A girl’s access to a sound and secure childhood, a good education that can lead to better employability, civic and political empowerment are all violated through early marriages. With 1821 child brides in 2020, Pakistan was placed sixth among nations with the highest number of child brides. Girls lose their childhood and future opportunities when they are married as minors. Girls who marry are less likely to complete their education and are more vulnerable to abuse, marital rape, and health problems. Furthermore, child marriage puts girls at risk for unsafe births, ulceration, STDs, and maybe even death. Also, teenage girls are more likely than women in their 20s to pass away due to difficulties during pregnancy. Firstborn children of women who were 16 years old, 17 years old, and 18-19 years old at the time of birth experienced death rates that were, respectively, 2-4 times, and 1.2-1.5 times higher than those of mothers who were 23 to 25 years old. This is an unfortunate truth, that while the humankind has reached the moon and mars, our women are still dying from unsafe births.

This threat has also been documented in a number of previous articles. However, the latest event of the forced marriage of a young girl from Balochistan, who was just five years old, has shaken me from the core. The girl’s father filed a FIR with the Khuzdar Police Station alleging that his daughter was forced into marriage as a result of regional and tribal beliefs. After the FIR was filed, the Federal Shariah Court Chief Justice took suo-motu notice of the situation and stated that the act appeared to be against both the 1973 Constitution of the Islamic Republic of Pakistan and Islam.

Factors behind forced marriages in Pakistan

There are several factors why early age marriages are prevalent in Pakistan. The majority of these causes include: permissive legislation; a failure to enforce existing laws; the treatment of children as slaves; a primitive feudal class fabric; lack of public awareness of the negative effects of child marriages; widespread poverty; Watta Satta (Weddings between the children of siblings or the exchange of girls in marriage between two households.) underlying trafficking; Concept of Vani (Another harmful tradition is the offering of girls, frequently minors, in marriage or enslavement to a family who has wronged them as payment to settle disputes) and a lack of political will on the part of the government. The inadequacy of birth registration system and lack of responsiveness is a major contributor to forced marriages. The age of the child or children at the time of marriage can be falsified because birth registration for minors, especially girls, is hardly given priority here. Moreover, there is no unified, impartial, or robust child rights associations that might keep an eye on violations of children’s rights, specially female teens.

legislation

The Prevention of Anti-Women Practices (Criminal Law Amendment) Act 2011, which has “reinforced protections for women against discrimination and abuse,” was passed in Pakistan in 2012, according to the country’s National UPR report to the HRC. Forced marriages, child marriages, and other social customs that are harmful to women are being made illegal.

The following headings represent how the Committee on the Rights of the Child addressed the problem of child or early marriages in its Final Report and Recommendations (2009): the child’s definition, non-discrimination, respecting the child’s opinions, teenagers’ health, harmful society customs, trafficking and selling

The International Covenant on Civil and Political Rights and the Convention on the Elimination of Discrimination Against Women, whose Article 16 affirms that every woman has the right to get into matrimony “just with her free and unconditional approval,” have both been signed and ratified by Pakistan.

Pakistan has joined the Child Rights Convention, which requires state parties to uphold children’s rights to freedom of thought, conscience, and religion in Article 14.

The Sindh Provisional Assembly unanimously approved the Bill on November 2016 to put an end to forced marriages and conversions.
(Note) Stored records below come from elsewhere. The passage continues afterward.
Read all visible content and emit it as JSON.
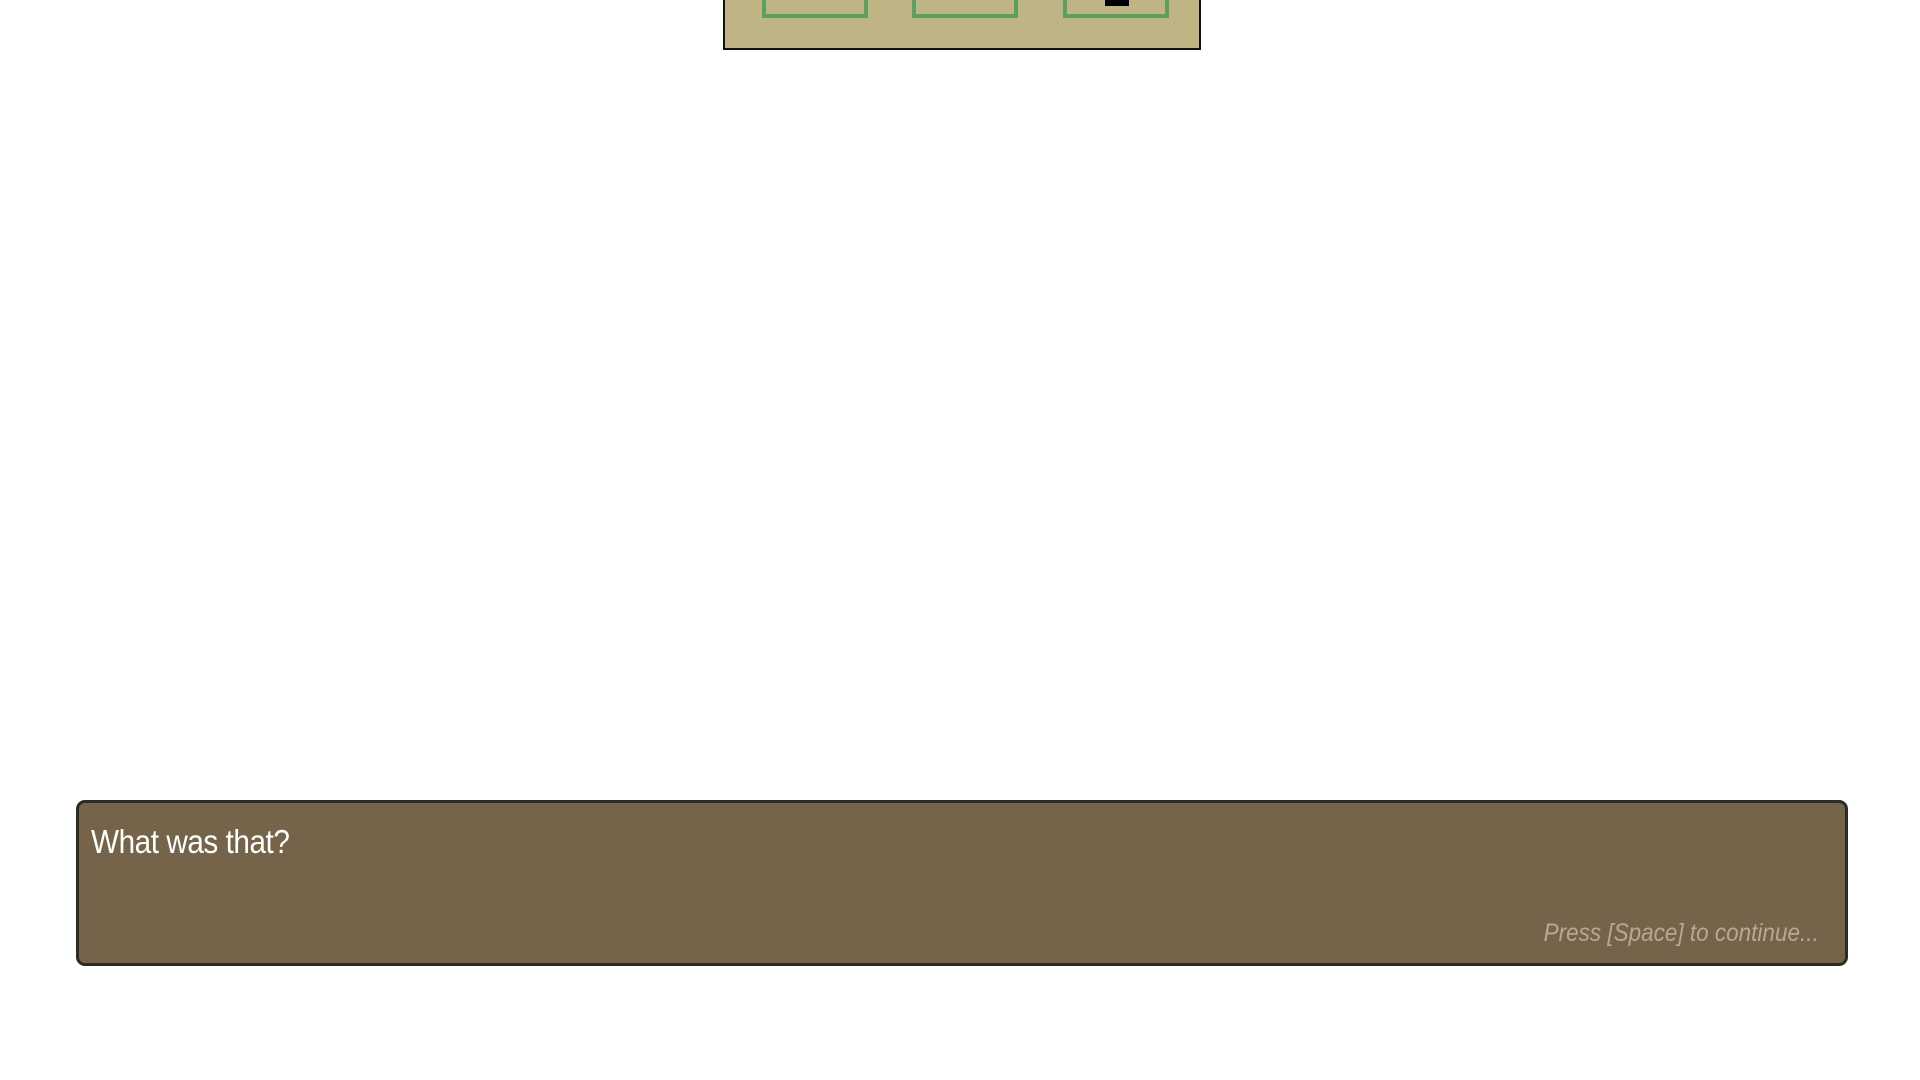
{
  "dialogue": {
    "text": "What was that?",
    "continue_hint": "Press [Space] to continue..."
  },
  "colors": {
    "background": "#ffffff",
    "room_floor": "#bfb483",
    "tile_outline": "#5c9f5f",
    "player": "#3ee860",
    "dialogue_bg": "#75644a",
    "dialogue_text": "#ffffff",
    "hint_text": "#b6aa94"
  }
}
The bill was compellingly prevented by the agitation of the Islamist groups and parties, and was never enacted into law.

recommendations

First, it seems that nobody in Pakistan, including a lot of women, cares about the precarious status of women. In reality, some educated working women are subjected to so much harassment from men, their families, and society at large that they lack the strength to fight back against their critics. Therefore, the small group of women representatives campaigning for the rights of marginalized women in Pakistan deserve special recognition for their bravery in standing up for and promoting women’s rights despite the fact that doing so would subject them to harassment from males and society.
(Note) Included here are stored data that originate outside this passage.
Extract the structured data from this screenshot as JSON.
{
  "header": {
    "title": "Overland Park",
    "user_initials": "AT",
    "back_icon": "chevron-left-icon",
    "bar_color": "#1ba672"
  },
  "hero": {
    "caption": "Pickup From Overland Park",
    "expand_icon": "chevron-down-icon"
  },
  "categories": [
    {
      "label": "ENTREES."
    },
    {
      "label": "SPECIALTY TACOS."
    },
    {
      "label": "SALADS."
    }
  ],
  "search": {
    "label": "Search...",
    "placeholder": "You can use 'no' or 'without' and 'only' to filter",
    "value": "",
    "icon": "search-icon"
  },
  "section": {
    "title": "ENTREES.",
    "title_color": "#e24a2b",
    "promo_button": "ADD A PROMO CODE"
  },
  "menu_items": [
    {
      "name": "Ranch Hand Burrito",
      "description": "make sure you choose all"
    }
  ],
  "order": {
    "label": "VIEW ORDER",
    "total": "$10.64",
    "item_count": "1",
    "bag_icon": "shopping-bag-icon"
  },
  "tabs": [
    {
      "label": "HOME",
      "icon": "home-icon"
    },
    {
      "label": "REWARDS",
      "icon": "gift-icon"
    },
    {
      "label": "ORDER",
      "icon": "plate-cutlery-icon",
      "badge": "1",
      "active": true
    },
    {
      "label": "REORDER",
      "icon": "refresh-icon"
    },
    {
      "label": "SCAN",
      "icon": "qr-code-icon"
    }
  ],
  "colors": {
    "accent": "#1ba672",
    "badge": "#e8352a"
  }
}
The government should spend on education particularly in marginalized areas of Pakistan where majority girls have no access to even primary education. Instead of just being a consequence of financial adversity, social conservatism may also contribute to the educational disparity between boys and girls. Long-term policy considerations need to be taken. Lack of maternal education would have a detrimental impact on future generations and is, therefore, just as important as boys’ education because it is believed that mothers’ education plays a significant part in children’s overall development and a complete generation.

Forced marriage victims are also denied access to their most basic yet important right, good education. Here, I want to share a story of a 17 year old advocate fighting child marriages from Swat. Given that it was customary in her household for girls to enter into marriage when they are old enough to fetch water, she was getting married to a taxi driver just at tender age of 11. In an interview, she stated:

“I bravely told my family that if they get me married to that person, I will file a case against them in law. Firstly, they and my community didn’t support me, even denigrated me. But now they do. One human being with conviction can bring the change”
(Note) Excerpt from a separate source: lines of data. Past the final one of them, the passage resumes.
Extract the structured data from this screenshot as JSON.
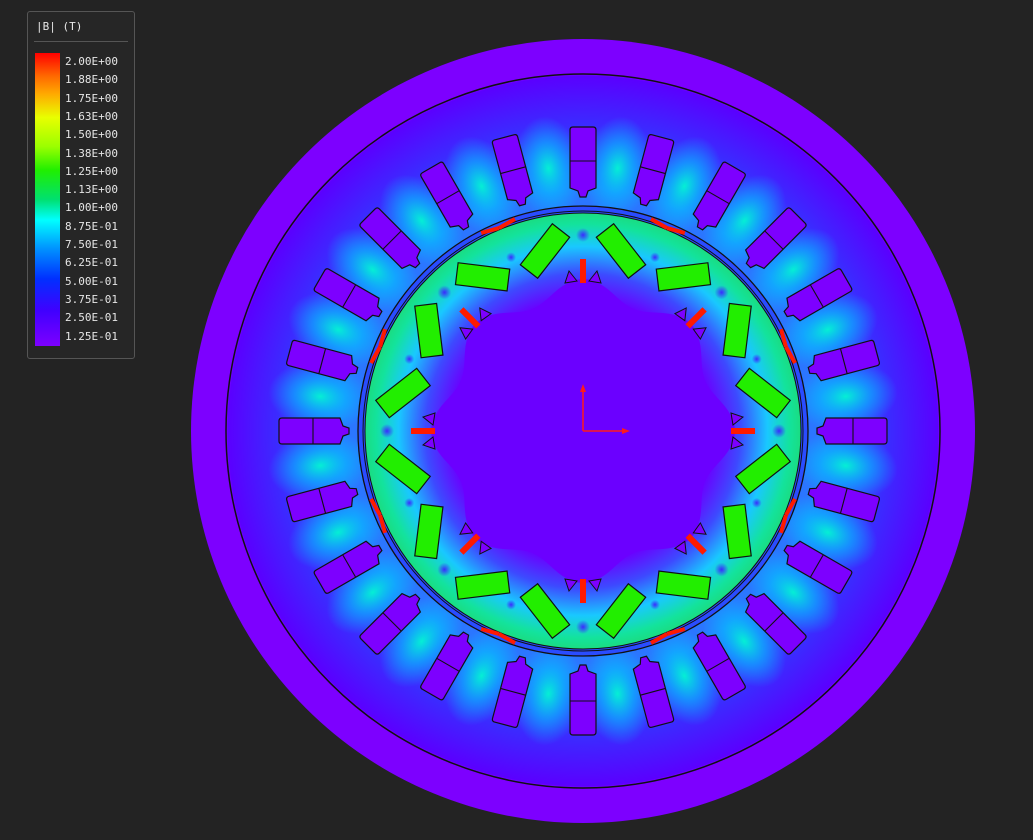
{
  "legend": {
    "title": "|B| (T)",
    "labels": [
      "2.00E+00",
      "1.88E+00",
      "1.75E+00",
      "1.63E+00",
      "1.50E+00",
      "1.38E+00",
      "1.25E+00",
      "1.13E+00",
      "1.00E+00",
      "8.75E-01",
      "7.50E-01",
      "6.25E-01",
      "5.00E-01",
      "3.75E-01",
      "2.50E-01",
      "1.25E-01"
    ],
    "colors": [
      "#ff0000",
      "#ff7700",
      "#ffaa00",
      "#ffff00",
      "#b5ff00",
      "#55ff00",
      "#22ee00",
      "#00dd44",
      "#00e8a0",
      "#00ffff",
      "#00c8ff",
      "#0080ff",
      "#0040ff",
      "#1a10ff",
      "#5a00ff",
      "#7d00ff"
    ]
  },
  "model": {
    "stator_slots": 24,
    "rotor_poles": 8,
    "stator_yoke_color": "#7a00ff",
    "rotor_core_color": "#6b00ff",
    "magnet_color": "#22ee00"
  }
}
Moreover, police need to be given the capacity to look into the culprits and take appropriate action. I definitely do not mean “Freedom From Law” or “No Accountability” when I talk about empowerment. To ensure that the complaints filed get noticed and are addressed, rigorous policies regarding the institution of police must be devised and put into effect along with increase in the severity of punishments for such activities.

All those engaged in a child marriage, including the parents of the bride and groom as well as the person who solemnises the marriage; the NikahKhwan shall face serious punishment.

The legal age for marriage should be the same for both sexes, which is 18 years. However, the system for registering births needs to be improved. Nadra needs to implement a digital birth registration system that is systematic and reliable.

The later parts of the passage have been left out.